1: The atonement is not just for repentance. Yes, Christ suffered for all our sins. That if we believe in him, we would find remission. I have come to know the sweetness of forgiveness in past trials, and it is exquisite. But, I learned that Christ also suffered our trials. Not the ones that we bring upon ourselves through mistakes, but the ones that we suffer because of life, nature, others, any trial that is through no fault of our own. He suffered those trials so he can comfort us perfectly. Though I did not mess up to cause this pain, I can STILL QUALIFY for Christ's love and comfort through his atonement.
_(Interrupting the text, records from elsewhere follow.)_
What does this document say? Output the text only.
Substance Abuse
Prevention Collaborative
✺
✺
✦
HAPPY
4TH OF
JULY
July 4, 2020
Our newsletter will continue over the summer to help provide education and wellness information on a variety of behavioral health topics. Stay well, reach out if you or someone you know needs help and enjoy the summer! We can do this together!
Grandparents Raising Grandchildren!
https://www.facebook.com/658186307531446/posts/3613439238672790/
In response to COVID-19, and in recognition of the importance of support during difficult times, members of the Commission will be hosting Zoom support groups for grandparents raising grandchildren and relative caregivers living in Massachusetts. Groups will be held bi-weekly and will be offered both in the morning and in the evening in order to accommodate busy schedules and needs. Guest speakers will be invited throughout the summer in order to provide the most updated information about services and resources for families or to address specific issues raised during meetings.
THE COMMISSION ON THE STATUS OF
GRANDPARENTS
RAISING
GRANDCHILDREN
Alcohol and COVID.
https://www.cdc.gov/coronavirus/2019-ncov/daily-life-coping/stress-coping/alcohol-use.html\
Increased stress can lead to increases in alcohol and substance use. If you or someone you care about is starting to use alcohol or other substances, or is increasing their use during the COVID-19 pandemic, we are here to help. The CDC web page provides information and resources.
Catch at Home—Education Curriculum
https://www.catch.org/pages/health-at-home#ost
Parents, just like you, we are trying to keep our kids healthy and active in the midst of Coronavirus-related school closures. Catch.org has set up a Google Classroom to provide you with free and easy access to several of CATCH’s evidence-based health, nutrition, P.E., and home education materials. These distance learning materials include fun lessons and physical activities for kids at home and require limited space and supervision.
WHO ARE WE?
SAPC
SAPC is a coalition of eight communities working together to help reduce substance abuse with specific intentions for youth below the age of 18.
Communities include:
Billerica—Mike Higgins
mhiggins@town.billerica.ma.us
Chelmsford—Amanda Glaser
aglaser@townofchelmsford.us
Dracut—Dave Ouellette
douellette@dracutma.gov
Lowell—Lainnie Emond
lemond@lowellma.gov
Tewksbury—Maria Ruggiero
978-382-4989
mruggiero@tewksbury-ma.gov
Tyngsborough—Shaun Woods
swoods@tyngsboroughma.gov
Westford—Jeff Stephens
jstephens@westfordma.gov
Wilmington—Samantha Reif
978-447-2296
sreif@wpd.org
2: I still have my agency. I sat there thinking that Christ has the power to fix any problem I have. I know that the chemistry in my brain is off, and I can't fix it. But Christ can. BUT, he wont just fix it for me. I need to ask. I still have my agency.
So, I sat there at a crossroad on the couch. I had a simple, but difficult (at the time) choice to make. I could sit there, and fall down that spiral I couldn't get out of. Or, I could have some strength and faith. Get up off the couch and pray that I would be healed. At that point, I was at a low, and I felt that I could not get up off the couch and do anything. I felt like it was an impossible task. But I didn't want to fall either. I sat there crying for some time trying to make my decision. I finally came to this. Either decision I make is probably going to lead me to the same end. I will have another baby at some time in the future. My husband gave me 2 blessings through this ordeal, and in both he told me I would have many opportunities to be a mother. I would have another baby. So, I could fall, let myself go, get better at some point, and have another baby. But I would be down, depressed, and probably wouldn't be a good mother to my son. Or, I could get up, have faith I would be healed, and be happy. I could get things accomplished, be a good mother, be a good wife. The choice became clear, though I still didn't know how I could do it. So I prayed. I prayed for the strength to make the good decision. That I could experience life through this trial, not just endure it. I wanted to handle this trial well, and I needed strength to do that. I told Heavenly Father that I could get up and take one step. I could do that. But I was honestly so depressed and hurt from my loss that I didn't think I could do much more than that. So I prayed. Please help me. I can take one step. I can take one step. I was there at my crossroad ready to take that step. I felt blindfolded and scared. I could take that step and fall. Or, I could take that step and Christ would be there to catch me. So, I took that step. And I can tell you, that after that one step, my prayer was immediately answered. My entire countenance changed. I felt all the pain and sadness leave me. I kept walking into the kitchen. I was still crying, but now it was tears of joy. He helped me overcome my problem. No matter what it was. I prayed with thanks this time. For helping me even though I don't deserve it. Even though I am so blessed already. Even though I should have had the strength to do it myself. Thank you. And I got to work. Something that was so impossible just moments before.
And here I am. I've been having a hard time still, but not nearly like it was. I still pray for strength, and I am so thankful for my friends and family that have been so loving and supportive. I couldn't have done it without all the help I received. But I miss my baby so much. I don't even know if it was a boy or a girl, but I already loved it like a full term baby. We will be trying again, and I hope that things will work out better this time.